Zayıf noktalar gayet biliniyor

İstanbul’a 395 km ötede yaşanan depremin Bağcılar gibi bazı yerlerde hissedildiğine vurgu yapan Taşkın sözlerini şöyle sürdürdü: “Oradaki yerel zemin koşulları son derece yumuşak ve depremin uzun periyotlu etkileri açısından yaşanacak tehlike için önemli bir gösterge. Yani İzmir’de olan depremi İstanbul’da hissedilen bir bölgedeyseniz o bölgelere öncelik vererek dönüşüm, yıkım, yenileme gibi her ne yapılması gerekiyorsa otoritelerin, yetkililerin öncelikle bu bölgelerden işe başlaması gerekiyor. İstanbul, İzmir’den daha çok çalışılmış, kaynakları, yerel zemin özellikleri daha fazla bilinen bir şehirdir. Dolayısıyla İstanbul’da nerelerde çok yoğun hasar yaşanacağı gayet ortada.”

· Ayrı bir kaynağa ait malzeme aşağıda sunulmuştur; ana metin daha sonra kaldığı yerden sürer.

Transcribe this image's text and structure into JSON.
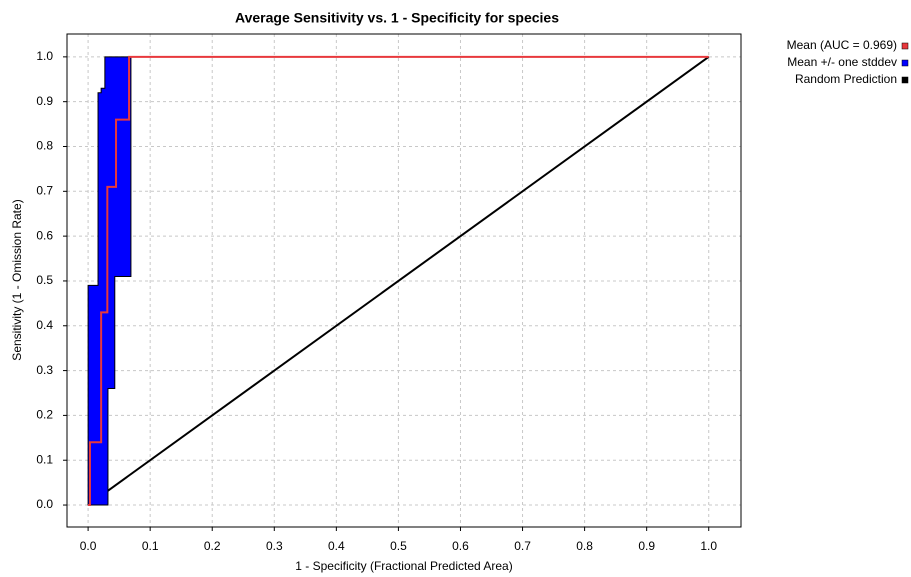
{
  "chart_data": {
    "type": "line",
    "title": "Average Sensitivity vs. 1 - Specificity for species",
    "x_label": "1 - Specificity (Fractional Predicted Area)",
    "y_label": "Sensitivity (1 - Omission Rate)",
    "xlim": [
      -0.034,
      1.052
    ],
    "ylim": [
      -0.049,
      1.051
    ],
    "xticks": [
      {
        "value": 0,
        "label": "0.0"
      },
      0.1,
      0.2,
      0.3,
      0.4,
      0.5,
      0.6,
      0.7,
      0.8,
      0.9,
      {
        "value": 1,
        "label": "1.0"
      }
    ],
    "yticks": [
      {
        "value": 0,
        "label": "0.0"
      },
      0.1,
      0.2,
      0.3,
      0.4,
      0.5,
      0.6,
      0.7,
      0.8,
      0.9,
      {
        "value": 1,
        "label": "1.0"
      }
    ],
    "grid": true,
    "legend": "right",
    "series": [
      {
        "name": "Random Prediction",
        "color": "#000000",
        "x": [
          0,
          1
        ],
        "values": [
          0,
          1
        ]
      },
      {
        "name": "Mean +/- one stddev",
        "color": "#0000ff",
        "upper": {
          "x": [
            0,
            0,
            0.016,
            0.016,
            0.021,
            0.021,
            0.027,
            0.027,
            1
          ],
          "values": [
            0,
            0.49,
            0.49,
            0.92,
            0.92,
            0.93,
            0.93,
            1,
            1
          ]
        },
        "lower": {
          "x": [
            0.032,
            0.032,
            0.043,
            0.043,
            0.069,
            0.069,
            1
          ],
          "values": [
            0,
            0.26,
            0.26,
            0.51,
            0.51,
            1,
            1
          ]
        }
      },
      {
        "name": "Mean (AUC = 0.969)",
        "color": "#e8383c",
        "x": [
          0,
          0.003,
          0.003,
          0.021,
          0.021,
          0.031,
          0.031,
          0.045,
          0.045,
          0.066,
          0.066,
          1
        ],
        "values": [
          0,
          0,
          0.14,
          0.14,
          0.43,
          0.43,
          0.71,
          0.71,
          0.86,
          0.86,
          1,
          1
        ]
      }
    ],
    "legend_order": [
      "Mean (AUC = 0.969)",
      "Mean +/- one stddev",
      "Random Prediction"
    ]
  }
}
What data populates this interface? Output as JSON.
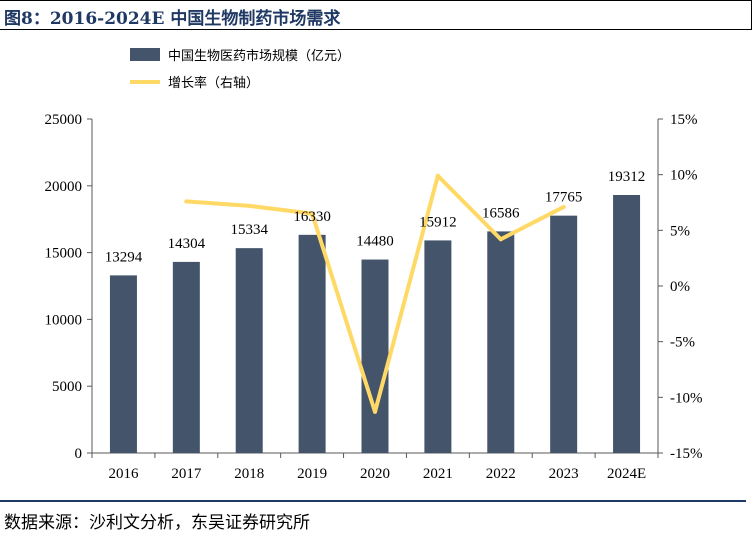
{
  "header": {
    "title": "图8：2016-2024E 中国生物制药市场需求"
  },
  "footer": {
    "source": "数据来源：沙利文分析，东吴证券研究所"
  },
  "colors": {
    "bar": "#44546a",
    "line": "#ffd966",
    "title": "#1f3864",
    "axis": "#595959"
  },
  "chart_data": {
    "type": "bar",
    "title": "图8：2016-2024E 中国生物制药市场需求",
    "categories": [
      "2016",
      "2017",
      "2018",
      "2019",
      "2020",
      "2021",
      "2022",
      "2023",
      "2024E"
    ],
    "series": [
      {
        "name": "中国生物医药市场规模（亿元）",
        "type": "bar",
        "axis": "left",
        "values": [
          13294,
          14304,
          15334,
          16330,
          14480,
          15912,
          16586,
          17765,
          19312
        ]
      },
      {
        "name": "增长率（右轴）",
        "type": "line",
        "axis": "right",
        "values": [
          null,
          7.6,
          7.2,
          6.5,
          -11.3,
          9.9,
          4.2,
          7.1,
          null
        ]
      }
    ],
    "y_left": {
      "min": 0,
      "max": 25000,
      "ticks": [
        "0",
        "5000",
        "10000",
        "15000",
        "20000",
        "25000"
      ]
    },
    "y_right": {
      "min": -15,
      "max": 15,
      "ticks": [
        "-15%",
        "-10%",
        "-5%",
        "0%",
        "5%",
        "10%",
        "15%"
      ]
    },
    "data_labels": [
      "13294",
      "14304",
      "15334",
      "16330",
      "14480",
      "15912",
      "16586",
      "17765",
      "19312"
    ],
    "legend_position": "top-left",
    "grid": false
  }
}
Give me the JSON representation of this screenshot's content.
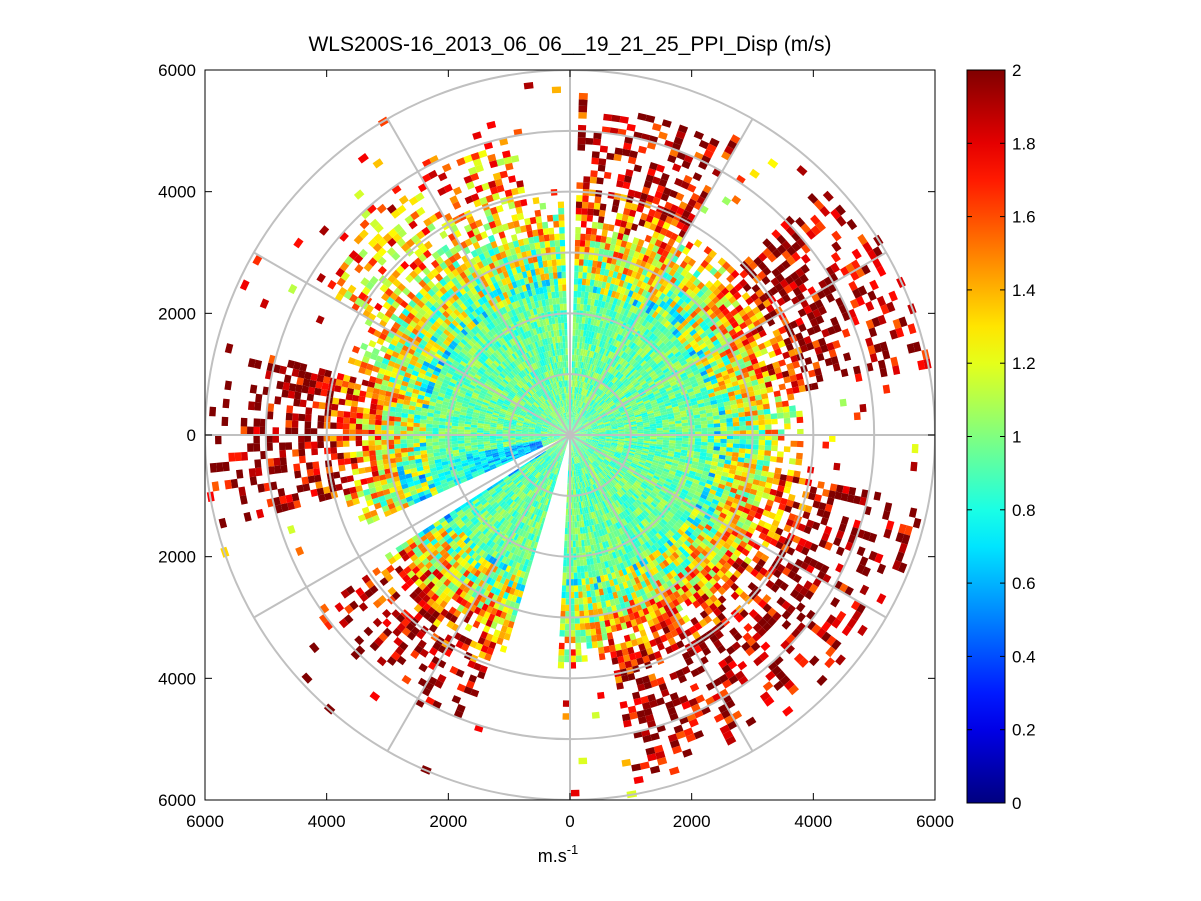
{
  "chart_data": {
    "type": "heatmap",
    "subtype": "polar PPI scan",
    "title": "WLS200S-16_2013_06_06__19_21_25_PPI_Disp (m/s)",
    "xlabel_main": "m.s",
    "xlabel_superscript": "-1",
    "ylabel": "",
    "xlim": [
      -6000,
      6000
    ],
    "ylim": [
      -6000,
      6000
    ],
    "x_tick_values": [
      -6000,
      -4000,
      -2000,
      0,
      2000,
      4000,
      6000
    ],
    "x_tick_labels": [
      "6000",
      "4000",
      "2000",
      "0",
      "2000",
      "4000",
      "6000"
    ],
    "y_tick_values": [
      6000,
      4000,
      2000,
      0,
      -2000,
      -4000,
      -6000
    ],
    "y_tick_labels": [
      "6000",
      "4000",
      "2000",
      "0",
      "2000",
      "4000",
      "6000"
    ],
    "polar_rings_m": [
      1000,
      2000,
      3000,
      4000,
      5000,
      6000
    ],
    "polar_spokes_deg": [
      0,
      30,
      60,
      90,
      120,
      150,
      180,
      210,
      240,
      270,
      300,
      330
    ],
    "max_range_m": 6000,
    "grid": true,
    "colormap": "jet",
    "colorbar": {
      "min": 0,
      "max": 2,
      "tick_values": [
        0,
        0.2,
        0.4,
        0.6,
        0.8,
        1,
        1.2,
        1.4,
        1.6,
        1.8,
        2
      ],
      "tick_labels": [
        "0",
        "0.2",
        "0.4",
        "0.6",
        "0.8",
        "1",
        "1.2",
        "1.4",
        "1.6",
        "1.8",
        "2"
      ]
    },
    "data_summary": {
      "dense_coverage_range_m": 3300,
      "typical_inner_value": 0.95,
      "typical_edge_value": 1.9,
      "sectors": [
        {
          "name": "north-north-east",
          "az_from_deg": 0,
          "az_to_deg": 30,
          "max_range_m": 5600,
          "edge_value": 1.9
        },
        {
          "name": "east-north-east",
          "az_from_deg": 45,
          "az_to_deg": 80,
          "max_range_m": 6000,
          "edge_value": 2.0
        },
        {
          "name": "south-east",
          "az_from_deg": 100,
          "az_to_deg": 170,
          "max_range_m": 5800,
          "edge_value": 2.0
        },
        {
          "name": "south-west",
          "az_from_deg": 200,
          "az_to_deg": 235,
          "max_range_m": 5000,
          "edge_value": 2.0
        },
        {
          "name": "west",
          "az_from_deg": 255,
          "az_to_deg": 285,
          "max_range_m": 5900,
          "edge_value": 2.0
        },
        {
          "name": "north-west",
          "az_from_deg": 300,
          "az_to_deg": 350,
          "max_range_m": 4900,
          "edge_value": 1.5
        }
      ],
      "gaps": [
        {
          "name": "north-beam-gap",
          "az_from_deg": 359.2,
          "az_to_deg": 1.5
        },
        {
          "name": "south-south-west-gap",
          "az_from_deg": 183,
          "az_to_deg": 196
        },
        {
          "name": "south-west-gap",
          "az_from_deg": 237,
          "az_to_deg": 246
        }
      ],
      "low_value_region": {
        "az_from_deg": 235,
        "az_to_deg": 260,
        "range_m": [
          400,
          2800
        ],
        "value": 0.55
      }
    }
  }
}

Hep birlikte mücadele etmeliyiz

Ülkede topyekûn bir mücadele, bunun için de özel bir fonlama yaratılması gerektiğini ifade eden Taşkın, sözlerini şöyle sonlandırdı: “Bu tek başına yurttaşın yapabileceği bir çalışma, önlem değil. Topyekun çalışmamız gerekiyor. Kentsel dönüşümle üç beş bina kurtararak yapılamaz bu mücadele. İstanbul sorunu Türkiye Cumhuriyeti için bir beka sorunudur.”

Boşa harcayacak bir günümüz dahi yok

TMMOB Yönetim Kurulu Başkanı Emin Koramaz, “Ülkemizi yönetenler yaşadığımız acı deneyimlerden ders çıkarmalı ve görevlerini daha fazla gecikmeden yerine getirmelidir. Boşa harcayacak bir günümüz dahi kalmadı” dedi.

Geçmişte yaşanan depremlere rağmen sanki bir daha deprem olmayacakmış gibi rant politikalarının sürdürüldüğünü belirten Koramaz, “İmar afları ile kaçak yapılaşma teşvik edilmiş, yurttaşlarımız sağlıksız yapılara mahkûm edilmiştir. Böylece projesi olmayan, hiçbir mühendislik hizmeti almamış kaçak yapılar ruhsatlandırılmıştır” diye konuştu.

Yapı alanındaki tek sorunun kaçak yapıların ruhsatlandırılması olmadığını söyleyen Koramaz, yeni yapıların da gerekli mühendislik hizmeti alınmadan yapıldığına dikkat çekti. Yaşananlardan ders çıkarılması gerektiğini dile getiren Koramaz, “Nitekim sonuçlarının çok daha ağır olması beklenen İstanbul depremi er ya da geç kapımızı çalacak. Boşa harcayacak bir günümüz daahi kalmamış durumdadır. İktidarı acilen gereken önlemleri almaya davet ediyoruz” ifadelerini kullandı.